The Rise of Carry: The Dangerous Consequences of Volatility Suppression and the New Financial Order of Decaying Growth and Recurring Crisis by Kevin Coldiron & Jamie Lee & Tim Lee
Author:Kevin Coldiron & Jamie Lee & Tim Lee [Kevin Coldiron]
Language: eng
Format: epub
Publisher: McGraw-Hill
Published: 2019-12-12T16:00:00+00:00
FIGURE 7.1 US household holdings of money as a percentage of total financial assets
Source of data: Federal Reserve Board
How have US households held their assets instead? The answer is in other financial assets, including bonds and debt instruments of various types, equities, and mutual funds including both bond and equity mutual funds (Figure 7.2).
FIGURE 7.2 Percentage of US household assets in equities and mutual funds compared with money
Source of data: Federal Reserve Board
If the financial or economic regime is deflationary, or at least one of low inflation, why would households be so keen to economize on their holdings of money and instead want to put so much into equities and mutual funds? The conventional explanation is that they want some return, and money does not offer much return, particularly today. But the reality is that in a potentially deflationary world the return that money offers (in real terms) is better than it has often been in the past, in far more inflationary times. Equities and mutual funds are risky and over any given period may ultimately not provide any return—and that should be expected to be particularly likely in a deflationary period.
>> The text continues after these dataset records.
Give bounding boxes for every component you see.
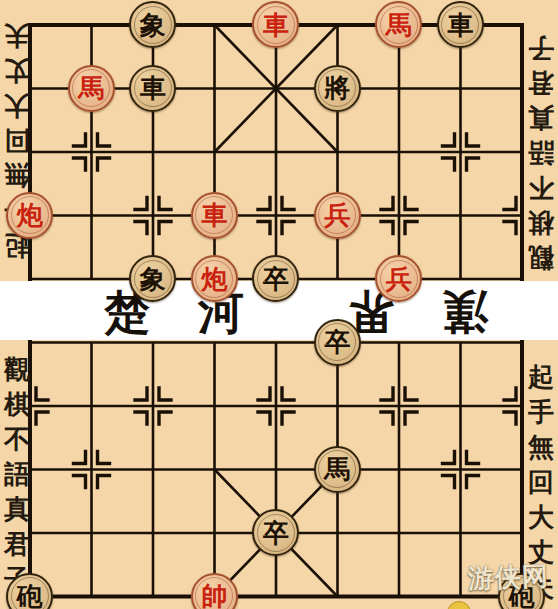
site-watermark: 游侠网 <box>467 559 549 597</box>
piece-black-soldier-f5[interactable]: 卒 <box>314 319 361 366</box>
piece-glyph: 卒 <box>263 266 289 292</box>
piece-glyph: 象 <box>140 12 166 38</box>
piece-glyph: 砲 <box>17 583 43 609</box>
piece-glyph: 炮 <box>17 202 43 228</box>
piece-black-elephant-c4[interactable]: 象 <box>129 255 176 302</box>
pieces-layer: 象車馬車馬車將炮車兵象炮卒兵卒馬卒砲帥砲 <box>0 0 553 609</box>
piece-black-horse-f7[interactable]: 馬 <box>314 446 361 493</box>
piece-red-soldier-g4[interactable]: 兵 <box>375 255 422 302</box>
piece-glyph: 兵 <box>386 266 412 292</box>
piece-glyph: 車 <box>447 12 473 38</box>
piece-red-horse-b1[interactable]: 馬 <box>68 65 115 112</box>
piece-glyph: 馬 <box>324 456 350 482</box>
piece-black-chariot-h0[interactable]: 車 <box>437 1 484 48</box>
piece-black-soldier-e4[interactable]: 卒 <box>252 255 299 302</box>
piece-red-cannon-a3[interactable]: 炮 <box>6 192 53 239</box>
piece-black-soldier-e8[interactable]: 卒 <box>252 509 299 556</box>
piece-red-general-d9[interactable]: 帥 <box>191 573 238 609</box>
piece-glyph: 將 <box>324 75 350 101</box>
piece-glyph: 卒 <box>263 520 289 546</box>
piece-black-elephant-c0[interactable]: 象 <box>129 1 176 48</box>
piece-glyph: 炮 <box>201 266 227 292</box>
piece-glyph: 兵 <box>324 202 350 228</box>
xiangqi-game-board: 起 手 無 回 大 丈 夫 觀 棋 不 語 真 君 子 觀 棋 不 語 真 君 … <box>0 0 558 609</box>
piece-glyph: 卒 <box>324 329 350 355</box>
piece-glyph: 馬 <box>386 12 412 38</box>
piece-glyph: 車 <box>140 75 166 101</box>
piece-red-horse-g0[interactable]: 馬 <box>375 1 422 48</box>
piece-glyph: 帥 <box>201 583 227 609</box>
piece-red-soldier-f3[interactable]: 兵 <box>314 192 361 239</box>
piece-red-cannon-d4[interactable]: 炮 <box>191 255 238 302</box>
piece-black-chariot-c1[interactable]: 車 <box>129 65 176 112</box>
piece-glyph: 象 <box>140 266 166 292</box>
piece-black-cannon-a9[interactable]: 砲 <box>6 573 53 609</box>
piece-red-chariot-e0[interactable]: 車 <box>252 1 299 48</box>
piece-glyph: 車 <box>263 12 289 38</box>
piece-black-general-f1[interactable]: 將 <box>314 65 361 112</box>
piece-glyph: 車 <box>201 202 227 228</box>
piece-glyph: 馬 <box>78 75 104 101</box>
piece-red-chariot-d3[interactable]: 車 <box>191 192 238 239</box>
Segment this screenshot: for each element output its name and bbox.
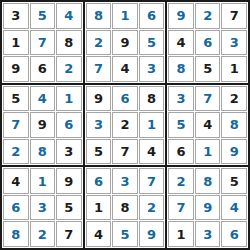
cell-r2c2[interactable]: 7 (30, 30, 56, 56)
cell-r8c7[interactable]: 7 (168, 195, 194, 221)
sudoku-box-r1c3: 927463851 (166, 1, 249, 84)
sudoku-box-r3c2: 637182459 (84, 166, 167, 249)
cell-r9c9[interactable]: 6 (221, 221, 247, 247)
cell-r8c4[interactable]: 1 (86, 195, 112, 221)
cell-r1c7[interactable]: 9 (168, 3, 194, 29)
cell-r1c2[interactable]: 5 (30, 3, 56, 29)
sudoku-box-r2c1: 541796283 (1, 84, 84, 167)
sudoku-box-r2c2: 968321574 (84, 84, 167, 167)
cell-r1c5[interactable]: 1 (112, 3, 138, 29)
cell-r3c1[interactable]: 9 (3, 56, 29, 82)
cell-r5c5[interactable]: 2 (112, 112, 138, 138)
cell-r6c8[interactable]: 1 (195, 139, 221, 165)
cell-r3c7[interactable]: 8 (168, 56, 194, 82)
cell-r1c3[interactable]: 4 (56, 3, 82, 29)
cell-r7c3[interactable]: 9 (56, 168, 82, 194)
cell-r6c1[interactable]: 2 (3, 139, 29, 165)
cell-r3c9[interactable]: 1 (221, 56, 247, 82)
sudoku-box-r1c2: 816295743 (84, 1, 167, 84)
cell-r3c6[interactable]: 3 (139, 56, 165, 82)
cell-r9c8[interactable]: 3 (195, 221, 221, 247)
cell-r1c4[interactable]: 8 (86, 3, 112, 29)
cell-r9c4[interactable]: 4 (86, 221, 112, 247)
cell-r6c3[interactable]: 3 (56, 139, 82, 165)
cell-r3c2[interactable]: 6 (30, 56, 56, 82)
cell-r8c8[interactable]: 9 (195, 195, 221, 221)
cell-r4c6[interactable]: 8 (139, 86, 165, 112)
cell-r9c1[interactable]: 8 (3, 221, 29, 247)
cell-r5c7[interactable]: 5 (168, 112, 194, 138)
cell-r9c5[interactable]: 5 (112, 221, 138, 247)
cell-r7c8[interactable]: 8 (195, 168, 221, 194)
cell-r2c3[interactable]: 8 (56, 30, 82, 56)
cell-r9c3[interactable]: 7 (56, 221, 82, 247)
cell-r2c1[interactable]: 1 (3, 30, 29, 56)
cell-r3c3[interactable]: 2 (56, 56, 82, 82)
cell-r5c2[interactable]: 9 (30, 112, 56, 138)
cell-r2c4[interactable]: 2 (86, 30, 112, 56)
cell-r4c1[interactable]: 5 (3, 86, 29, 112)
cell-r8c6[interactable]: 2 (139, 195, 165, 221)
cell-r4c4[interactable]: 9 (86, 86, 112, 112)
cell-r5c4[interactable]: 3 (86, 112, 112, 138)
cell-r2c7[interactable]: 4 (168, 30, 194, 56)
cell-r9c7[interactable]: 1 (168, 221, 194, 247)
cell-r6c9[interactable]: 9 (221, 139, 247, 165)
sudoku-box-r2c3: 372548619 (166, 84, 249, 167)
cell-r7c9[interactable]: 5 (221, 168, 247, 194)
cell-r6c6[interactable]: 4 (139, 139, 165, 165)
cell-r2c9[interactable]: 3 (221, 30, 247, 56)
cell-r3c4[interactable]: 7 (86, 56, 112, 82)
cell-r8c5[interactable]: 8 (112, 195, 138, 221)
cell-r4c8[interactable]: 7 (195, 86, 221, 112)
cell-r6c4[interactable]: 5 (86, 139, 112, 165)
cell-r6c5[interactable]: 7 (112, 139, 138, 165)
cell-r2c5[interactable]: 9 (112, 30, 138, 56)
cell-r7c4[interactable]: 6 (86, 168, 112, 194)
cell-r8c2[interactable]: 3 (30, 195, 56, 221)
cell-r6c7[interactable]: 6 (168, 139, 194, 165)
cell-r5c1[interactable]: 7 (3, 112, 29, 138)
cell-r7c6[interactable]: 7 (139, 168, 165, 194)
cell-r5c8[interactable]: 4 (195, 112, 221, 138)
cell-r4c9[interactable]: 2 (221, 86, 247, 112)
cell-r1c6[interactable]: 6 (139, 3, 165, 29)
sudoku-box-r3c1: 419635827 (1, 166, 84, 249)
cell-r4c3[interactable]: 1 (56, 86, 82, 112)
sudoku-box-r3c3: 285794136 (166, 166, 249, 249)
cell-r4c7[interactable]: 3 (168, 86, 194, 112)
cell-r6c2[interactable]: 8 (30, 139, 56, 165)
sudoku-board: 3541789628162957439274638515417962839683… (0, 0, 250, 250)
cell-r9c6[interactable]: 9 (139, 221, 165, 247)
cell-r3c8[interactable]: 5 (195, 56, 221, 82)
cell-r4c5[interactable]: 6 (112, 86, 138, 112)
cell-r9c2[interactable]: 2 (30, 221, 56, 247)
cell-r2c8[interactable]: 6 (195, 30, 221, 56)
cell-r7c5[interactable]: 3 (112, 168, 138, 194)
cell-r5c6[interactable]: 1 (139, 112, 165, 138)
cell-r2c6[interactable]: 5 (139, 30, 165, 56)
cell-r8c3[interactable]: 5 (56, 195, 82, 221)
cell-r1c9[interactable]: 7 (221, 3, 247, 29)
cell-r7c7[interactable]: 2 (168, 168, 194, 194)
cell-r3c5[interactable]: 4 (112, 56, 138, 82)
cell-r5c3[interactable]: 6 (56, 112, 82, 138)
cell-r8c9[interactable]: 4 (221, 195, 247, 221)
cell-r7c2[interactable]: 1 (30, 168, 56, 194)
cell-r7c1[interactable]: 4 (3, 168, 29, 194)
cell-r4c2[interactable]: 4 (30, 86, 56, 112)
sudoku-box-r1c1: 354178962 (1, 1, 84, 84)
cell-r1c1[interactable]: 3 (3, 3, 29, 29)
cell-r8c1[interactable]: 6 (3, 195, 29, 221)
cell-r5c9[interactable]: 8 (221, 112, 247, 138)
cell-r1c8[interactable]: 2 (195, 3, 221, 29)
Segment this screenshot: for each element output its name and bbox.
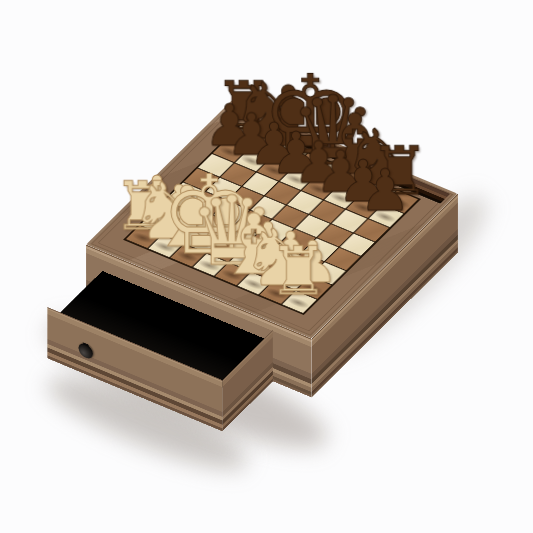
drawer-knob[interactable] — [78, 341, 92, 360]
chess-box: ♜♞♝♚♛♝♞♜♟♟♟♟♟♟♟♟♟♟♟♟♟♟♟♟♜♞♝♚♛♝♞♜ — [86, 158, 458, 397]
square-h1[interactable]: ♜ — [282, 291, 317, 313]
white-rook-h1[interactable]: ♜ — [234, 181, 362, 303]
product-photo-scene: ♜♞♝♚♛♝♞♜♟♟♟♟♟♟♟♟♟♟♟♟♟♟♟♟♜♞♝♚♛♝♞♜ — [0, 0, 533, 533]
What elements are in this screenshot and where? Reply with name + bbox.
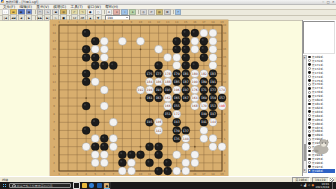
svg-text:11: 11 <box>53 89 57 92</box>
white-stone <box>182 143 190 151</box>
black-stone-icon <box>308 79 311 82</box>
move-number-label: 193 <box>156 88 162 92</box>
move-number-label: 172 <box>174 112 180 116</box>
white-stone <box>100 45 108 53</box>
black-stone <box>82 126 90 134</box>
black-stone <box>100 143 108 151</box>
windows-taskbar: 在这里输入你要搜索的内容 ● ∧ ▟ ◁ ● 16:01 2021/6/18 <box>0 182 336 189</box>
black-stone <box>182 29 190 37</box>
white-stone <box>91 135 99 143</box>
white-stone <box>209 135 217 143</box>
search-placeholder: 在这里输入你要搜索的内容 <box>17 184 53 188</box>
window-title: 围棋打谱 - [对局1.sgf] <box>6 0 323 4</box>
black-stone <box>82 70 90 78</box>
move-number-label: 139 <box>174 129 180 133</box>
move-number-label: 181 <box>183 72 189 76</box>
move-number-label: 151 <box>165 112 171 116</box>
black-stone <box>127 151 135 159</box>
black-stone <box>91 143 99 151</box>
white-stone <box>155 45 163 53</box>
black-stone <box>191 29 199 37</box>
white-stone <box>200 135 208 143</box>
black-stone <box>182 45 190 53</box>
window-buttons: ─ □ ✕ <box>322 0 334 4</box>
tray-expand-icon[interactable]: ∧ <box>300 182 302 189</box>
white-stone <box>109 118 117 126</box>
white-stone <box>191 45 199 53</box>
svg-text:14: 14 <box>223 65 227 68</box>
white-stone <box>118 167 126 175</box>
move-number-label: 184 <box>147 80 153 84</box>
move-number-label: 195 <box>165 88 171 92</box>
svg-text:11: 11 <box>148 21 152 24</box>
white-stone <box>182 159 190 167</box>
white-stone <box>100 159 108 167</box>
move-number-label: 145 <box>147 120 153 124</box>
move-number-label: 190 <box>192 80 198 84</box>
black-stone <box>173 45 181 53</box>
scroll-down-icon[interactable]: ▼ <box>304 169 306 173</box>
move-number-label: 171 <box>201 88 207 92</box>
move-number-label: 149 <box>201 112 207 116</box>
menu-item-2[interactable]: 显示(V) <box>36 5 48 9</box>
svg-text:18: 18 <box>211 21 215 24</box>
forward-10-icon[interactable]: ▶▶ <box>37 14 44 21</box>
white-stone-icon <box>308 122 311 125</box>
black-stone <box>155 62 163 70</box>
toolbar-separator <box>35 10 36 14</box>
svg-text:19: 19 <box>220 21 224 24</box>
menu-item-5[interactable]: 窗口(W) <box>87 5 101 9</box>
move-number-label: 191 <box>210 80 216 84</box>
menu-item-4[interactable]: 工具(T) <box>71 5 83 9</box>
white-stone <box>209 143 217 151</box>
svg-text:19: 19 <box>53 24 57 27</box>
to-start-icon[interactable]: |◀ <box>2 14 9 21</box>
svg-text:12: 12 <box>157 21 161 24</box>
black-stone-icon <box>308 71 311 74</box>
black-stone <box>155 167 163 175</box>
white-stone <box>200 29 208 37</box>
black-stone <box>118 159 126 167</box>
black-stone <box>200 45 208 53</box>
white-stone <box>173 62 181 70</box>
options-icon[interactable]: ☰ <box>164 9 171 16</box>
svg-text:18: 18 <box>223 32 227 35</box>
black-stone <box>91 62 99 70</box>
svg-text:13: 13 <box>53 73 57 76</box>
move-number-label: 144 <box>210 120 216 124</box>
move-number-label: 155 <box>174 104 180 108</box>
svg-text:16: 16 <box>53 48 57 51</box>
back-10-icon[interactable]: ◀◀ <box>10 14 17 21</box>
move-number-label: 164 <box>192 96 198 100</box>
black-stone <box>82 78 90 86</box>
black-stone <box>118 151 126 159</box>
white-stone <box>82 143 90 151</box>
go-app-task-button[interactable]: ● <box>103 182 111 189</box>
white-stone <box>209 29 217 37</box>
search-icon <box>12 184 16 188</box>
task-view-icon <box>73 182 80 189</box>
mascot-graphic <box>311 135 332 155</box>
toolbar-separator <box>69 10 70 14</box>
black-stone <box>136 151 144 159</box>
toolbar-separator <box>173 10 174 14</box>
status-text: 就绪 <box>2 178 8 182</box>
white-stone <box>91 151 99 159</box>
go-board[interactable]: 1119192218183317174416165515156614147713… <box>50 20 228 176</box>
white-stone <box>191 151 199 159</box>
taskbar-clock[interactable]: 16:01 2021/6/18 <box>315 183 329 189</box>
white-stone <box>209 45 217 53</box>
svg-text:15: 15 <box>184 21 188 24</box>
white-stone <box>200 126 208 134</box>
mail-button[interactable] <box>96 182 104 189</box>
svg-text:13: 13 <box>223 73 227 76</box>
svg-text:12: 12 <box>223 81 227 84</box>
find-position-icon[interactable]: ◎ <box>140 9 147 16</box>
white-stone <box>136 37 144 45</box>
move-number-label: 163 <box>156 96 162 100</box>
black-stone-icon <box>308 118 311 121</box>
folder-icon <box>82 183 87 188</box>
white-stone <box>109 135 117 143</box>
task-view-button[interactable] <box>73 182 81 189</box>
black-stone <box>100 135 108 143</box>
close-button[interactable]: ✕ <box>332 0 335 4</box>
svg-text:14: 14 <box>53 65 57 68</box>
black-stone <box>155 151 163 159</box>
move-number-label: 173 <box>210 88 216 92</box>
toolbar-separator <box>35 16 36 20</box>
move-number-label: 159 <box>210 96 216 100</box>
black-stone <box>182 37 190 45</box>
black-stone <box>146 143 154 151</box>
black-stone <box>109 62 117 70</box>
white-stone <box>100 151 108 159</box>
move-number-label: 157 <box>219 96 225 100</box>
file-explorer-button[interactable] <box>81 182 89 189</box>
menu-item-3[interactable]: 棋谱(G) <box>53 5 66 9</box>
move-number-label: 192 <box>138 88 144 92</box>
black-stone <box>164 159 172 167</box>
white-stone <box>127 167 135 175</box>
toolbar-separator <box>69 16 70 20</box>
move-number-label: 174 <box>219 88 225 92</box>
white-stone <box>191 159 199 167</box>
black-stone <box>155 143 163 151</box>
svg-text:14: 14 <box>175 21 179 24</box>
black-stone <box>164 167 172 175</box>
black-stone <box>91 118 99 126</box>
svg-text:15: 15 <box>223 56 227 59</box>
move-number-label: 182 <box>201 72 207 76</box>
white-stone <box>100 102 108 110</box>
move-number-label: 169 <box>201 96 207 100</box>
black-stone-icon <box>308 126 311 129</box>
black-stone <box>146 159 154 167</box>
move-number-label: 194 <box>147 88 153 92</box>
white-stone-icon <box>308 83 311 86</box>
svg-text:17: 17 <box>223 40 227 43</box>
move-list-item[interactable]: 第198手 <box>308 169 335 173</box>
move-number-label: 137 <box>183 129 189 133</box>
white-stone <box>209 62 217 70</box>
white-stone <box>91 159 99 167</box>
move-number-label: 161 <box>147 96 153 100</box>
white-stone <box>91 45 99 53</box>
svg-text:13: 13 <box>166 21 170 24</box>
move-number-label: 188 <box>165 80 171 84</box>
move-number-label: 166 <box>165 104 171 108</box>
white-stone <box>209 53 217 61</box>
white-stone <box>182 167 190 175</box>
move-number-label: 146 <box>156 120 162 124</box>
move-number-label: 165 <box>174 96 180 100</box>
scrollbar-thumb[interactable] <box>304 144 306 161</box>
browser-icon <box>89 183 94 188</box>
black-stone <box>182 53 190 61</box>
white-stone <box>209 37 217 45</box>
white-stone-icon <box>308 75 311 78</box>
move-tree-icon[interactable]: ⋔ <box>129 9 136 16</box>
game-info-box <box>303 21 335 54</box>
move-number-label: 141 <box>201 120 207 124</box>
move-label: 第198手 <box>312 169 323 173</box>
toolbar-separator <box>104 10 105 14</box>
svg-text:16: 16 <box>223 48 227 51</box>
white-stone <box>164 53 172 61</box>
menu-item-0[interactable]: 文件(F) <box>3 5 15 9</box>
move-number-label: 196 <box>174 88 180 92</box>
toolbar-separator <box>138 10 139 14</box>
windows-logo-icon <box>3 184 7 188</box>
svg-text:18: 18 <box>53 32 57 35</box>
move-number-label: 147 <box>210 112 216 116</box>
black-stone <box>91 53 99 61</box>
white-stone <box>191 37 199 45</box>
menu-item-6[interactable]: 帮助(H) <box>105 5 118 9</box>
move-number-label: 183 <box>210 72 216 76</box>
move-number-label: 176 <box>192 88 198 92</box>
white-stone <box>100 86 108 94</box>
black-stone <box>173 37 181 45</box>
white-stone-icon <box>308 169 311 172</box>
white-stone-icon <box>308 91 311 94</box>
white-stone <box>91 78 99 86</box>
move-number-label: 175 <box>147 72 153 76</box>
move-number-label: 197 <box>183 88 189 92</box>
move-number-label: 135 <box>174 137 180 141</box>
black-stone <box>91 37 99 45</box>
taskbar-search-input[interactable]: 在这里输入你要搜索的内容 <box>9 183 71 188</box>
white-stone <box>173 167 181 175</box>
black-stone-icon <box>308 87 311 90</box>
move-number-label: 185 <box>174 80 180 84</box>
maximize-button[interactable]: □ <box>327 0 330 4</box>
move-number-label: 170 <box>201 104 207 108</box>
black-stone <box>82 102 90 110</box>
system-tray: ∧ ▟ ◁ ● 16:01 2021/6/18 <box>300 182 336 189</box>
white-stone <box>109 143 117 151</box>
resize-grip[interactable] <box>330 178 334 182</box>
black-stone <box>82 45 90 53</box>
white-stone <box>100 53 108 61</box>
notification-dot-icon[interactable]: ● <box>311 182 313 189</box>
volume-icon[interactable]: ◁ <box>308 182 310 189</box>
white-stone <box>218 143 226 151</box>
black-stone <box>200 37 208 45</box>
white-stone <box>173 151 181 159</box>
svg-text:16: 16 <box>193 21 197 24</box>
move-number-label: 140 <box>183 137 189 141</box>
move-number-label: 198 <box>219 104 225 108</box>
go-app-icon: ● <box>104 183 109 188</box>
move-number-label: 186 <box>156 80 162 84</box>
move-list-scrollbar[interactable]: ▲ ▼ <box>303 55 307 173</box>
move-number-label: 180 <box>192 72 198 76</box>
move-number-label: 179 <box>174 72 180 76</box>
move-number-label: 178 <box>165 72 171 76</box>
board-canvas: 1119192218183317174416165515156614147713… <box>50 20 228 176</box>
move-number-label: 177 <box>156 72 162 76</box>
move-list: 第169手第170手第171手第172手第173手第174手第175手第176手… <box>308 55 335 173</box>
black-stone <box>82 29 90 37</box>
scroll-up-icon[interactable]: ▲ <box>304 56 306 60</box>
svg-text:17: 17 <box>202 21 206 24</box>
white-stone <box>127 159 135 167</box>
menu-item-1[interactable]: 编辑(E) <box>20 5 32 9</box>
svg-text:15: 15 <box>53 56 57 59</box>
white-stone-icon <box>308 99 311 102</box>
show-desktop-button[interactable] <box>332 182 335 189</box>
move-number-label: 162 <box>165 96 171 100</box>
move-number-label: 142 <box>156 129 162 133</box>
svg-text:10: 10 <box>139 21 143 24</box>
move-number-label: 187 <box>183 80 189 84</box>
black-stone <box>191 62 199 70</box>
minimize-button[interactable]: ─ <box>322 0 324 4</box>
white-stone <box>118 37 126 45</box>
black-stone-icon <box>308 95 311 98</box>
clock-date: 2021/6/18 <box>315 186 329 189</box>
move-number-label: 143 <box>174 120 180 124</box>
rotate-board-icon[interactable]: ⟳ <box>148 9 155 16</box>
black-stone <box>200 53 208 61</box>
white-stone-icon <box>308 130 311 133</box>
browser-button[interactable] <box>88 182 96 189</box>
forward-1-icon[interactable]: ▶ <box>26 14 33 21</box>
count-score-icon[interactable]: ▧ <box>156 9 163 16</box>
svg-text:12: 12 <box>53 81 57 84</box>
black-stone <box>100 62 108 70</box>
network-icon[interactable]: ▟ <box>304 182 306 189</box>
svg-text:10: 10 <box>53 97 57 100</box>
mail-icon <box>97 183 102 188</box>
start-button[interactable] <box>0 182 9 189</box>
move-number-label: 168 <box>192 104 198 108</box>
move-number-label: 153 <box>210 104 216 108</box>
move-number-label: 167 <box>183 96 189 100</box>
black-stone <box>82 53 90 61</box>
svg-text:17: 17 <box>53 40 57 43</box>
move-number-label: 189 <box>201 80 207 84</box>
app-icon <box>1 0 4 3</box>
white-stone <box>173 53 181 61</box>
white-stone <box>100 37 108 45</box>
svg-text:19: 19 <box>223 24 227 27</box>
black-stone <box>182 62 190 70</box>
help-icon[interactable]: ? <box>175 9 182 16</box>
back-1-icon[interactable]: ◀ <box>18 14 25 21</box>
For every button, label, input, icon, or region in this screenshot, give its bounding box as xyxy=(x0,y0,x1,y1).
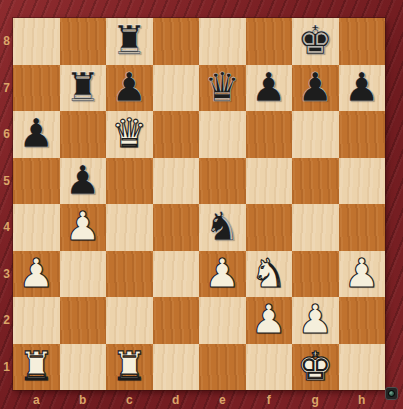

The true answer is that households are not perceiving equities and mutual funds to be particularly risky. They increasingly have perceived financial assets other than money, including equities, to be the responsibility of the central bank or government, in a similar way to money. If the stock market goes down by a large amount, the Federal Reserve will do whatever is necessary to rescue it. And after all, it can print money. This is what they believe.
The earlier chart (Figure 7.1) showed household holdings of money as a percentage of total household financial assets. Figure 7.3 shows money as a percentage of GDP. Looked at in this way, deposits have recaptured most of the loss that took place during the 1990s. Given the tendency to debt deflation, this is reasonable, but it still falls short of what might have been expected.